In 2012, she was appointed as a magistrate judge at the District Court. “I loved that job,” she said, “particularly the pleasures and challenges of leading settlement conferences and the great colleagues I had. My biggest personal challenge was remembering that I wasn’t a lawyer anymore and I couldn’t say aloud what I was thinking about how an issue might be argued. There came a point where I put a note on my bench reminding myself that I was the not the lawyer.”
At the ceremony swearing her in to her current position, at which she became the first openly gay judge on the court, Rowland addressed some of her remarks to the LGBTQ community. “I am so proud to be your sister,” she said. “Our community has had incredible successes, and a lot of that has been because many of us have come out and demanded to be treated with dignity and respect.

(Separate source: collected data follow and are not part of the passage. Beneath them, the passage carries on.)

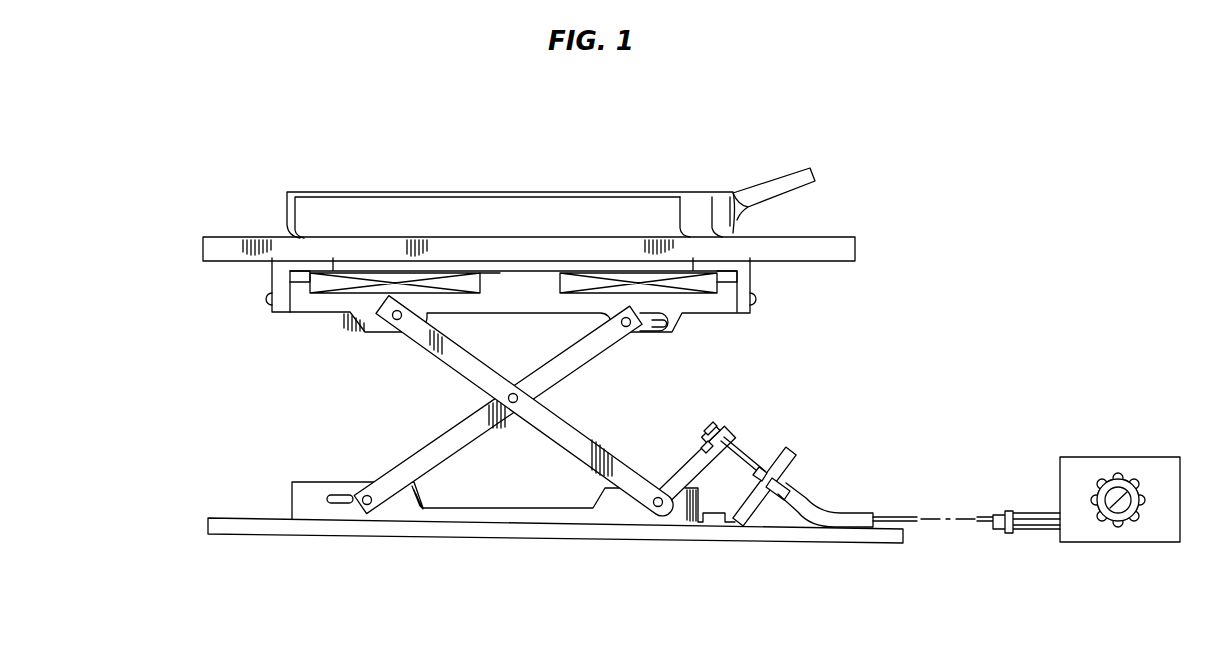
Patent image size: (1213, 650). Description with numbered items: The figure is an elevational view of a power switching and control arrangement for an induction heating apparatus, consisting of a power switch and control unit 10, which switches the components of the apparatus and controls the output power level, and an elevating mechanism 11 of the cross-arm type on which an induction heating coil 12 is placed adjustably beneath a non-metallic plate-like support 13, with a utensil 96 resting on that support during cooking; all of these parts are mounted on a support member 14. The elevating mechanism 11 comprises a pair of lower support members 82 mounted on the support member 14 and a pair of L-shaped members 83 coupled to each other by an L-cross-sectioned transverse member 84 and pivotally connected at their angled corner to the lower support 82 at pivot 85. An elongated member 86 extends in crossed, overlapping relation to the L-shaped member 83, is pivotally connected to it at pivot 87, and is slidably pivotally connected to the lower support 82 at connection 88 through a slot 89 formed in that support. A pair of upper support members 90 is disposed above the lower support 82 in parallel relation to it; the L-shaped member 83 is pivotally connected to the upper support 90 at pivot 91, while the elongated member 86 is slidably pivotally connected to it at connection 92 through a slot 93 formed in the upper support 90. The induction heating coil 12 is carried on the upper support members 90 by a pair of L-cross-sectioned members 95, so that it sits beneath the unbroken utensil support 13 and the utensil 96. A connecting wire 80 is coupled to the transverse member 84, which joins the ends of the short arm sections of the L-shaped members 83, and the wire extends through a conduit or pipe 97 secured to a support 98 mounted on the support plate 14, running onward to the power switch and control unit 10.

The power switch and control unit 10 is at (1130, 455).
The elevating mechanism 11 is at (268, 390).
The induction heating coil 12 is at (560, 281).
The plate-like support 13 is at (230, 240).
The support member 14 is at (455, 535).
The connecting wire 80 is at (900, 522).
The lower support member 82 is at (522, 508).
The L-shaped member 83 is at (450, 362).
The transverse member 84 is at (733, 424).
The pivotal connection 85 is at (657, 506).
The elongated member 86 is at (560, 372).
The pivotal connection 87 is at (515, 393).
The slidable pivotal connection 88 is at (362, 508).
The slot 89 is at (343, 495).
The upper support member 90 is at (318, 305).
The pivotal connection 91 is at (390, 326).
The slidable pivotal connection 92 is at (622, 327).
The slot 93 is at (663, 333).
The L-cross-sectioned member 95 is at (273, 275).
The utensil 96 is at (422, 203).
The conduit 97 is at (833, 510).
The support 98 is at (793, 445).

I am keenly aware of my obligation to pay it forward and I will be mindful of that.”
The swearing-in ceremony brought together other threads from her life. She dedicated the occasion to her father, a lawyer with a deep sense of compassion (“I know that it is because of him that I am here today”). Her wife, Julie Justicz, ’88, was present (“We’ve been in love for more than 30 years”). Although their son Thomas was away at college, Justicz and their daughter Lilly stood with Rowland as she was sworn in by Chief Judge Rebecca Pallmeyer, ’79. Other attendees included Mayor Lori Lightfoot, ’89, whom Rowland had come to know well; Heather Sawyer, ’91, who is staff director and chief counsel to the Senate Judiciary Committee; Senator Durbin; and representatives from the Federal Defender Program and Hughes Socol.
“There was a lot of impressive Chicago Law presence in attendance at that ceremony, just as you might expect from a school that provides such strong skills and whose reputation can open so many doors, as it did for me,” she observed.